Most people would just say to push through it, to be disciplined. But that’s not the only way. You can also give in and be useless. You just have to make sure you don’t make it a habit.
If you have no dedicated free time, you run into the risk of procrastinating a lot. Sure, in the beginning, you are hyped and motivated. But after a couple of weeks of constant work, you will get tired.
Most people think you can’t get burnout if you do things you like. Well, I think you need to really listen to yourself. How do you feel? Do you feel tired? Do you feel exhausted?
You don’t need to be too hard on yourself. In the end, you can still do the things you have set. If you don’t have good systems or habits, implement them.
When all else fails, systems are the things that keep stuff going. So invest your initial motivation in creating good systems; systems that make you succeed.
It’s easy to ignore systems in the beginning. You are just figuring things out, you don’t need a structure. But as soon as the motivation fades, you will get right into procrastination if you don’t have any system.
In order to be consistent, you need systems. In order to be successful, you need to be consistent. That means that you need systems in order to be successful.
But what are systems made of?
A system is basically a habit. That means there has to be a trigger and an action.
The trigger is usually the schedule. You put a deadline, or a date, or an hour, and when that date comes, something happens.
The schedule can also recur (daily, weekly, monthly, yearly).
It’s pretty important to make the action as small as possible, so you don’t feel the need to skip it when the time comes.
Most of the new year’s resolutions fail because people make them too big or add too many changes into their life.
That’s not how this works.
Do you want to exercise daily?
Set an hour, set a memento/reminder/alarm, and set a target.
How can you make the target small and achievable?
What is the smallest thing you can reliably do with as little willpower as possible? 5 push-ups? Okay, that’s the target.
In time you can ramp that up, you can ramp that down, but the schedule is sacred.
As soon as you miss your schedule, you are telling your brain that it’s not that important and you will start missing more of your schedule.
If you miss one, think about what happened. Was the target too big? Was the hour bad? Did you forget to reserve the time for it?
Yes, make a big deal out of missing your schedule. The target is not that important; the schedule is.
And now let’s get back to the topic from the title.

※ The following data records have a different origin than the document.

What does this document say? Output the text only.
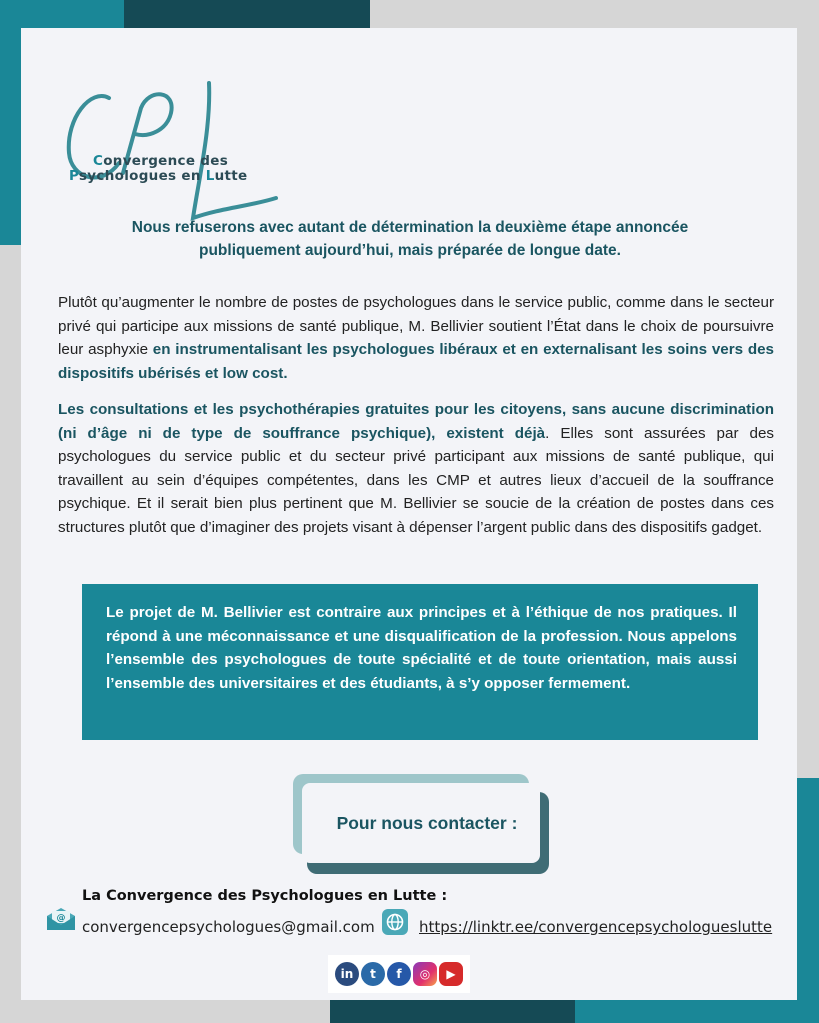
Convergence des
Psychologues en Lutte
Nous refuserons avec autant de détermination la deuxième étape annoncée publiquement aujourd’hui, mais préparée de longue date.

Plutôt qu’augmenter le nombre de postes de psychologues dans le service public, comme dans le secteur privé qui participe aux missions de santé publique, M. Bellivier soutient l’État dans le choix de poursuivre leur asphyxie en instrumentalisant les psychologues libéraux et en externalisant les soins vers des dispositifs ubérisés et low cost.

Les consultations et les psychothérapies gratuites pour les citoyens, sans aucune discrimination (ni d’âge ni de type de souffrance psychique), existent déjà. Elles sont assurées par des psychologues du service public et du secteur privé participant aux missions de santé publique, qui travaillent au sein d’équipes compétentes, dans les CMP et autres lieux d’accueil de la souffrance psychique. Et il serait bien plus pertinent que M. Bellivier se soucie de la création de postes dans ces structures plutôt que d’imaginer des projets visant à dépenser l’argent public dans des dispositifs gadget.

Le projet de M. Bellivier est contraire aux principes et à l’éthique de nos pratiques. Il répond à une méconnaissance et une disqualification de la profession. Nous appelons l’ensemble des psychologues de toute spécialité et de toute orientation, mais aussi l’ensemble des universitaires et des étudiants, à s’y opposer fermement.
Pour nous contacter :
La Convergence des Psychologues en Lutte :
@ convergencepsychologues@gmail.com	https://linktr.ee/convergencepsychologueslutte
in	t	f	◎	▶
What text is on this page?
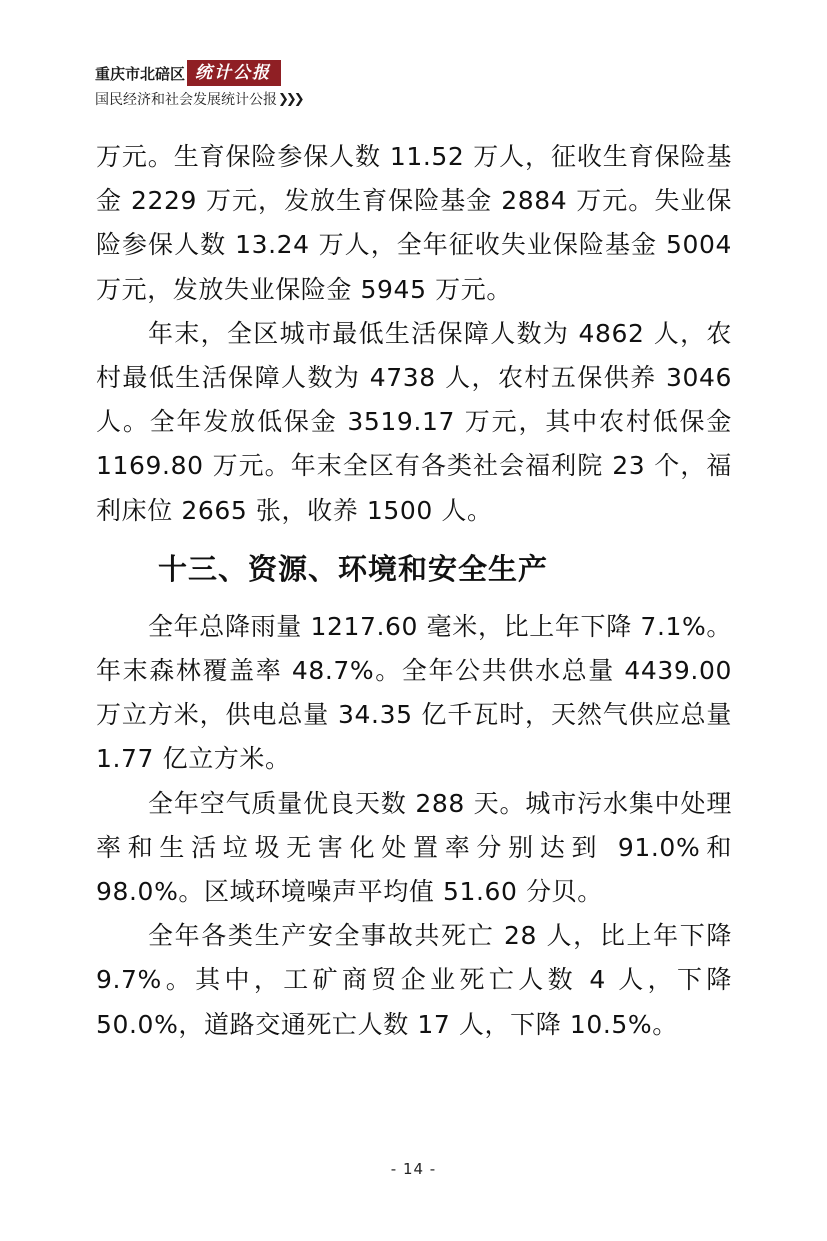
重庆市北碚区 统计公报
国民经济和社会发展统计公报 ❯❯❯

万元。生育保险参保人数 11.52 万人，征收生育保险基金 2229 万元，发放生育保险基金 2884 万元。失业保险参保人数 13.24 万人，全年征收失业保险基金 5004 万元，发放失业保险金 5945 万元。

年末，全区城市最低生活保障人数为 4862 人，农村最低生活保障人数为 4738 人，农村五保供养 3046 人。全年发放低保金 3519.17 万元，其中农村低保金 1169.80 万元。年末全区有各类社会福利院 23 个，福利床位 2665 张，收养 1500 人。

十三、资源、环境和安全生产

全年总降雨量 1217.60 毫米，比上年下降 7.1%。年末森林覆盖率 48.7%。全年公共供水总量 4439.00 万立方米，供电总量 34.35 亿千瓦时，天然气供应总量 1.77 亿立方米。

全年空气质量优良天数 288 天。城市污水集中处理率和生活垃圾无害化处置率分别达到 91.0%和 98.0%。区域环境噪声平均值 51.60 分贝。

全年各类生产安全事故共死亡 28 人，比上年下降 9.7%。其中，工矿商贸企业死亡人数 4 人，下降 50.0%，道路交通死亡人数 17 人，下降 10.5%。

- 14 -
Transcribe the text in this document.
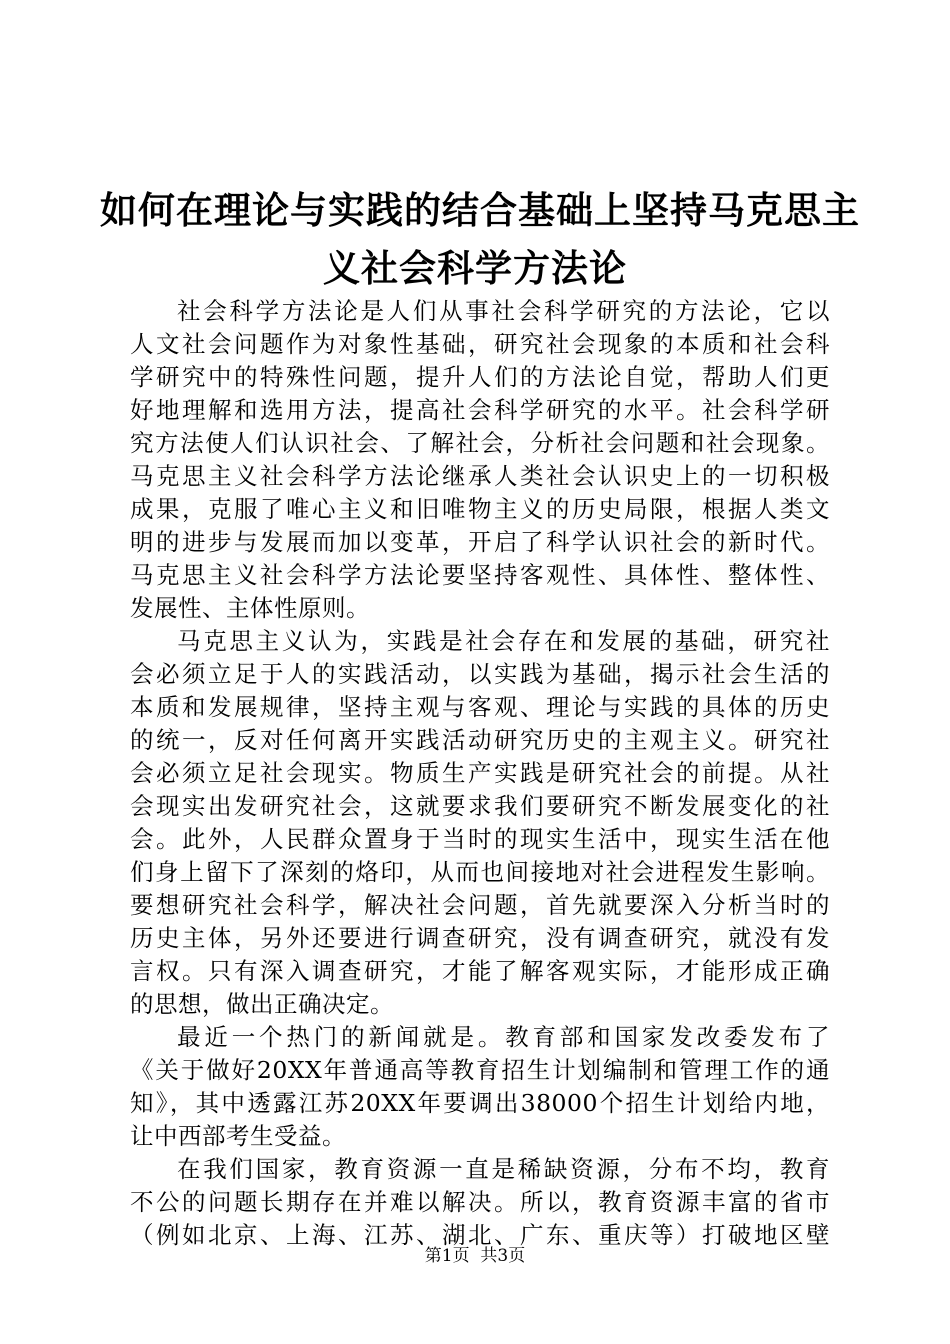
如何在理论与实践的结合基础上坚持马克思主
义社会科学方法论
社会科学方法论是人们从事社会科学研究的方法论，它以
人文社会问题作为对象性基础，研究社会现象的本质和社会科
学研究中的特殊性问题，提升人们的方法论自觉，帮助人们更
好地理解和选用方法，提高社会科学研究的水平。社会科学研
究方法使人们认识社会、了解社会，分析社会问题和社会现象。
马克思主义社会科学方法论继承人类社会认识史上的一切积极
成果，克服了唯心主义和旧唯物主义的历史局限，根据人类文
明的进步与发展而加以变革，开启了科学认识社会的新时代。
马克思主义社会科学方法论要坚持客观性、具体性、整体性、
发展性、主体性原则。
马克思主义认为，实践是社会存在和发展的基础，研究社
会必须立足于人的实践活动，以实践为基础，揭示社会生活的
本质和发展规律，坚持主观与客观、理论与实践的具体的历史
的统一，反对任何离开实践活动研究历史的主观主义。研究社
会必须立足社会现实。物质生产实践是研究社会的前提。从社
会现实出发研究社会，这就要求我们要研究不断发展变化的社
会。此外，人民群众置身于当时的现实生活中，现实生活在他
们身上留下了深刻的烙印，从而也间接地对社会进程发生影响。
要想研究社会科学，解决社会问题，首先就要深入分析当时的
历史主体，另外还要进行调查研究，没有调查研究，就没有发
言权。只有深入调查研究，才能了解客观实际，才能形成正确
的思想，做出正确决定。
最近一个热门的新闻就是。教育部和国家发改委发布了
《关于做好20XX年普通高等教育招生计划编制和管理工作的通
知》，其中透露江苏20XX年要调出38000个招生计划给内地，
让中西部考生受益。
在我们国家，教育资源一直是稀缺资源，分布不均，教育
不公的问题长期存在并难以解决。所以，教育资源丰富的省市
（例如北京、上海、江苏、湖北、广东、重庆等）打破地区壁
第1页  共3页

The same way you schedule a time for the stuff you want to do, the same way you should reserve your time off.
You can be as awesome as you can be, you still need some time off. If not for your mental health, then for your creativity levels. You need dead time to let your ideas fly.
If you are always busy with something you have scheduled, you limit your creativity.
Choose the day of the week when you plan on doing nothing.
Reserve the time on that day when you plan on doing nothing. (8 hours or more)
Define what nothing means for you (take a walk, sit in bed listening to music, stare at the walls).
I love this. Choosing off-days was something that helped me become more productive, funnily enough.